Emotions to Generate Change: art for change
The culinary art of Push the Button is part of the project Emotions to Generate Change, a platform for the creation of initiatives and artistic laboratories with a clear vision: art as an emotion-driven motor for personal and social change. We gather a diverse collective of artists who are passionate about interpreting today’s most pressing issues through creativity.
Chef Sebastian Sartorelli’s vision is to enhance the pure ingredient without changing the essence of taste, with an artistic play of colours and designs. Playing with art, tradition and innovation, Sebastian interpreted our themes developing an artistic menu that speaks of peace, interconnection, ecology, and care.
We started with a gesture as simple as it is ancient: the sharing of bread from the centre of the table, dipping it in olive oil. Starting in this way emphasised the importance of collective gestures, as well as the importance of seeing who is close to us and who is sharing the meal with us. It was also a provocative gesture, in a room of people from the worlds of finance and culture, prompting them to use their hands to eat, defying formality and connecting to gestures that are profoundly human.

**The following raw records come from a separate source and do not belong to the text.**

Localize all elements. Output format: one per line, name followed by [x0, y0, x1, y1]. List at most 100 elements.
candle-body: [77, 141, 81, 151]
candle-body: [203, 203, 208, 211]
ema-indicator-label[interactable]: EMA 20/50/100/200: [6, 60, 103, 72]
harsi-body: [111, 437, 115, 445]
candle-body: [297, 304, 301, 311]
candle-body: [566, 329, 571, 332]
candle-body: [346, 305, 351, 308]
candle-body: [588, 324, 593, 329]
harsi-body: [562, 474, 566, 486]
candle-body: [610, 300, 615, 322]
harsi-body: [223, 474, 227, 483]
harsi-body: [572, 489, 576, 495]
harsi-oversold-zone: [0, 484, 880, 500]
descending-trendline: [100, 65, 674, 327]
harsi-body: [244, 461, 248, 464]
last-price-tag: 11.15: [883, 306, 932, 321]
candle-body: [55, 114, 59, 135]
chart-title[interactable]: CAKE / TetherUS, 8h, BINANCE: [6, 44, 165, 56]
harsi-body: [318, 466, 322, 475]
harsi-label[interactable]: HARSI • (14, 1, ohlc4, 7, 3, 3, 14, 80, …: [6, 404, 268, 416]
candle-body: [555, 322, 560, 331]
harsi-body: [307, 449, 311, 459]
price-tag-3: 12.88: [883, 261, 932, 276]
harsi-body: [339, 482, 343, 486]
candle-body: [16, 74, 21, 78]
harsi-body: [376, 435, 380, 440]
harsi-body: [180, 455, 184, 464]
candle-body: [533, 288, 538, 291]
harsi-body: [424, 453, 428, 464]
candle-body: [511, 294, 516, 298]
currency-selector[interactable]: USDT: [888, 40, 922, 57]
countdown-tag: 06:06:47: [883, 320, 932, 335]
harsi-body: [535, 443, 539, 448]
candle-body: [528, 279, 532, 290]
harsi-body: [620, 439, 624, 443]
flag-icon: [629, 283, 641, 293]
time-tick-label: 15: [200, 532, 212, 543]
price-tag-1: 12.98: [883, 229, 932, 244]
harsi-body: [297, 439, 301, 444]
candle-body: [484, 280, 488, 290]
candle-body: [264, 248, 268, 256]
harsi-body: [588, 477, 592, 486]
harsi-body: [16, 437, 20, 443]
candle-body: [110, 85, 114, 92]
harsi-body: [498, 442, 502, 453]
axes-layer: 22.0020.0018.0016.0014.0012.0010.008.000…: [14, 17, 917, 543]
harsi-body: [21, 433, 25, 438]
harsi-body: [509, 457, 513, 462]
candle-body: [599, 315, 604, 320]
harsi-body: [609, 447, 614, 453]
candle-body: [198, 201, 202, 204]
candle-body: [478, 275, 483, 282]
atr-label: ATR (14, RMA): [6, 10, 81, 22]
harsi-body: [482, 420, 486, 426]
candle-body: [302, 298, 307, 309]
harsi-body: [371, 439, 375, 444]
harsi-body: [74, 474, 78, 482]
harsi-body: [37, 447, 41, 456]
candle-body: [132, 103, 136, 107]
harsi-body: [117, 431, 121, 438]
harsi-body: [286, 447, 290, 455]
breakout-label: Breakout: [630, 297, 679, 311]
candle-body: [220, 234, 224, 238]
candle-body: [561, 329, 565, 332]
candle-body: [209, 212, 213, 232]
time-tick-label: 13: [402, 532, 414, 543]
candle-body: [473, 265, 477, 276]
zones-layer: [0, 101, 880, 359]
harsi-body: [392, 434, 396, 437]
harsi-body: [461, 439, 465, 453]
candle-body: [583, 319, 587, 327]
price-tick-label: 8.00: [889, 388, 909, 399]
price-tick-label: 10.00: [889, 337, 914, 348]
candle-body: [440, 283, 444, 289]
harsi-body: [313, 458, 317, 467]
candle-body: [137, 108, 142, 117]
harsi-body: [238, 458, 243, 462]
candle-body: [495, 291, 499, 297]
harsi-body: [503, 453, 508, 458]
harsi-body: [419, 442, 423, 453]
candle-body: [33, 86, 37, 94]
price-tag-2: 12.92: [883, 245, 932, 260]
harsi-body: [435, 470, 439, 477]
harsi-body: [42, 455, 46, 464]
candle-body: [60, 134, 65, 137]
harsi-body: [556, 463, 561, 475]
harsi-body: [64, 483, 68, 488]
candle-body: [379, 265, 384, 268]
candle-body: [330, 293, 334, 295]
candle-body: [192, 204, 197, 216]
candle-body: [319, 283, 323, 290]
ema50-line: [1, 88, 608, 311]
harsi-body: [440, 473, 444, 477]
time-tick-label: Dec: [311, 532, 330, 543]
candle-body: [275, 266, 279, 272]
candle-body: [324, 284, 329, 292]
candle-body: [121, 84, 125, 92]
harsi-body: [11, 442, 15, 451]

As a starter, a carne salada tartare with fresh goat cheese and a tomato and raspberry gazpacho, shaped like a button. This button shape stood for a detonator, not in a destructive sense, but as a symbol of re-starting, of taking decisive action to change things.
It goes on immersed in artistic cuisine
The main, a risotto with forest delicacies, had multiple inspirations. Mushroom foraging represents the importance of the interconnection with, and within, the soil. Below the earth, a world thrives that is often seen as separate from us, almost “dirty,” but is actually a complex and delicate balance that allows our very breath, and thus our life. In the risotto, a vegetable “juice” made of carrots, onions, and leek, to give value to what is seasonal and local. A mushroom powder, the shape of a dove. And then, the idea of mushrooms that comes after the rain: the birth of something new and tasty through the generative power of nature, placing together different flavours for a main dish of dialogue, seasonality and interconnection.
And finally, the dessert: a sphere of chocolate to be broken with the spoon. An invitation to break barriers, break the mould, within which we find a garden of berries and hazelnuts. “Breaking” old ways might be scary, and might be considered inefficient. But, once it is done, new things always offer beautiful and tasty challenges.
The exhibition Changes
Accompanying the symposium and meal, in the wonderful setting of the Academy, the photos from the Changes exhibition provided further food for thought. The new Emotions to Generate Change, exhibition, realised with the Dicastery for Communication, expresses the meaning of “change” in two directions: through the visible effects of climate change, and through the desire for change sparked by the emotion generated by the beauty of creation. With shots from Bangladesh, Ethiopia, the Amazon, Florida, Greece, Italy, Iceland, Australia and Turkey, the exhibition, previewed in Rome during the October Synod, is currently at COP28 in Dubai and will travel to other important venues in 2024.
The photographers of Changes are Neşe Arı, Raffaele Merler, Giampaolo Calzà, Vassilis Ikoutas, Asaf Ud Daula, Sebastiano Rossitto, Ferran Paredes Rubio, and Francesca Larrain.